IGMG Genel Sekreteri Bekir Altaş da dindarlar arası iletişim için ayrılan kaynaklar sınırlı olsa da bunun “Elimizin altındaki kaynaklar bu kadar, ne yapalım, herkes yapabildiğini yapsın!” şeklinde bir mazerete dönüşmemesi gerektiğini de söyledi. Altaş, “Ne olursa olsun, bu çalışmalardan vazgeçilemez. Çünkü, samimi müzakerelerin yapılmadığı bir yerde karşılıklı anlayış da gelişemez.” dedi.
Toplantıda söz alan Prof. Dr. Josef Freise de Hristiyan-Müslüman diyaloğunu değerlendirdi. “Küreselleşme farklı kökenlere mensup insanların birbirini daha iyi tanımasına imkân sağlasa da küreselleşmenin olumsuz yönleri de oldu. Mesela bu olumsuzluktaki anahtar kelimelerin biri internetteki filtre baloncuklarıdır.” diyen Freise, Hristiyan ya da Müslümanlar arasındaki fundamentalist eğilimleri de “belirsizlik ve güvensizlikleri ile modernliğe karşı bir tepki” olarak değerlendirdi.

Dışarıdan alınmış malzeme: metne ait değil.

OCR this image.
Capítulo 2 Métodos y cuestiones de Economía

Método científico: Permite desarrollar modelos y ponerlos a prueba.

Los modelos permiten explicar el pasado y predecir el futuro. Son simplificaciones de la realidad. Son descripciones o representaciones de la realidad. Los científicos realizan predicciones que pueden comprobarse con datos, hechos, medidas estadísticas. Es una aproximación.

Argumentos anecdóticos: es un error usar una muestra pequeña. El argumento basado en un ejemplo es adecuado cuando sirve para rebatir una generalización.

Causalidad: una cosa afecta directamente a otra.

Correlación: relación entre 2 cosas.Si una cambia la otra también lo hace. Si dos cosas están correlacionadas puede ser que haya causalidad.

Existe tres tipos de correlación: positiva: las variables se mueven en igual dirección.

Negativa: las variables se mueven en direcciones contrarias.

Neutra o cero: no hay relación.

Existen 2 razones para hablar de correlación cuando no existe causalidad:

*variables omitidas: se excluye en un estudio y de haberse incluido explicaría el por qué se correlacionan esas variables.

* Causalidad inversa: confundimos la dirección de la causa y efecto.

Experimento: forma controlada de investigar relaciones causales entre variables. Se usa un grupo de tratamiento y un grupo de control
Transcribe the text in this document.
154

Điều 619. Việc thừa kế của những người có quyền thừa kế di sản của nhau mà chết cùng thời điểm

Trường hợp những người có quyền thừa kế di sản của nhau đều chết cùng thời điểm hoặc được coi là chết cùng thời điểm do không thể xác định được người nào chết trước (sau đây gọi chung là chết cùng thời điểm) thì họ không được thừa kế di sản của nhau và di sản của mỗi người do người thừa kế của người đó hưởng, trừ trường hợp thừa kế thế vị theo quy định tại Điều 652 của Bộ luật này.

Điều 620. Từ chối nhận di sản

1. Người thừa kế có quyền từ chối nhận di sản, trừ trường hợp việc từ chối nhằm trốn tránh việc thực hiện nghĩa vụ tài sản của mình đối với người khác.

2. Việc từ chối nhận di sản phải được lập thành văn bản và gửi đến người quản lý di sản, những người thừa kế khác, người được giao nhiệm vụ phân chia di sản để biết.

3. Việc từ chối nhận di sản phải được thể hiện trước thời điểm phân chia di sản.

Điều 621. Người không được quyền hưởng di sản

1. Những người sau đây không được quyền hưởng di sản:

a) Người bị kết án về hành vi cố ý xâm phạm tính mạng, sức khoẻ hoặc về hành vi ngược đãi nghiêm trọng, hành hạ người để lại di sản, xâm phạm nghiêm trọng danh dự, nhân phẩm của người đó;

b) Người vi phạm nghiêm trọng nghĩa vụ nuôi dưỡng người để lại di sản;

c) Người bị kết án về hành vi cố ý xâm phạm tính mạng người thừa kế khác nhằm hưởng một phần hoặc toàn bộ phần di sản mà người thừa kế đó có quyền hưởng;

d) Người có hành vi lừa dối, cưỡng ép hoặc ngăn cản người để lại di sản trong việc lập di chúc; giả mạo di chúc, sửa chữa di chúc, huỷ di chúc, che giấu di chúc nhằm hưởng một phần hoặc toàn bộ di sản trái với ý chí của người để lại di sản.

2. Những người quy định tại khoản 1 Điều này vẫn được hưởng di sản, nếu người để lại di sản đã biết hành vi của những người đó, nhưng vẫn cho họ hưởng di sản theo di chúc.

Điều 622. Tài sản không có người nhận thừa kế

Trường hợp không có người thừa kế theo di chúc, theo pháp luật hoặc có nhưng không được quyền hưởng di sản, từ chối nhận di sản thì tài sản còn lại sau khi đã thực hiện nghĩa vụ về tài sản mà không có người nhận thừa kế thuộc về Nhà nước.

HER İKİ TARAF ARASINDA DA AŞIRILIK YANLILARI VAR
Josef Freise’ye göre Hristiyanlar arasında “AfD’deki Hristiyanlar” gibi bir grup varken, Müslümanlar arasında da fundamentalist akımlar bulunabiliyor. Bu akımların internete daha çok hâkim olduğuna işaret eden Freise, “Cami cemaatleri internette bulabildiğimiz o fundamentalist akımların tersine, onları yansıtmıyor.” dedi.
Öte yandan toplantıda aynı zamanda “en iyi uygulanmış” üç proje de tanıtıldı. Bu projelerden birisi, IGMG Kadınlar Teşkilatı ve Almanya Katolik Kadınlar Birliği ortaklığıyla uygulanan “Kültür Elçileri” isimli diyalog projesiydi.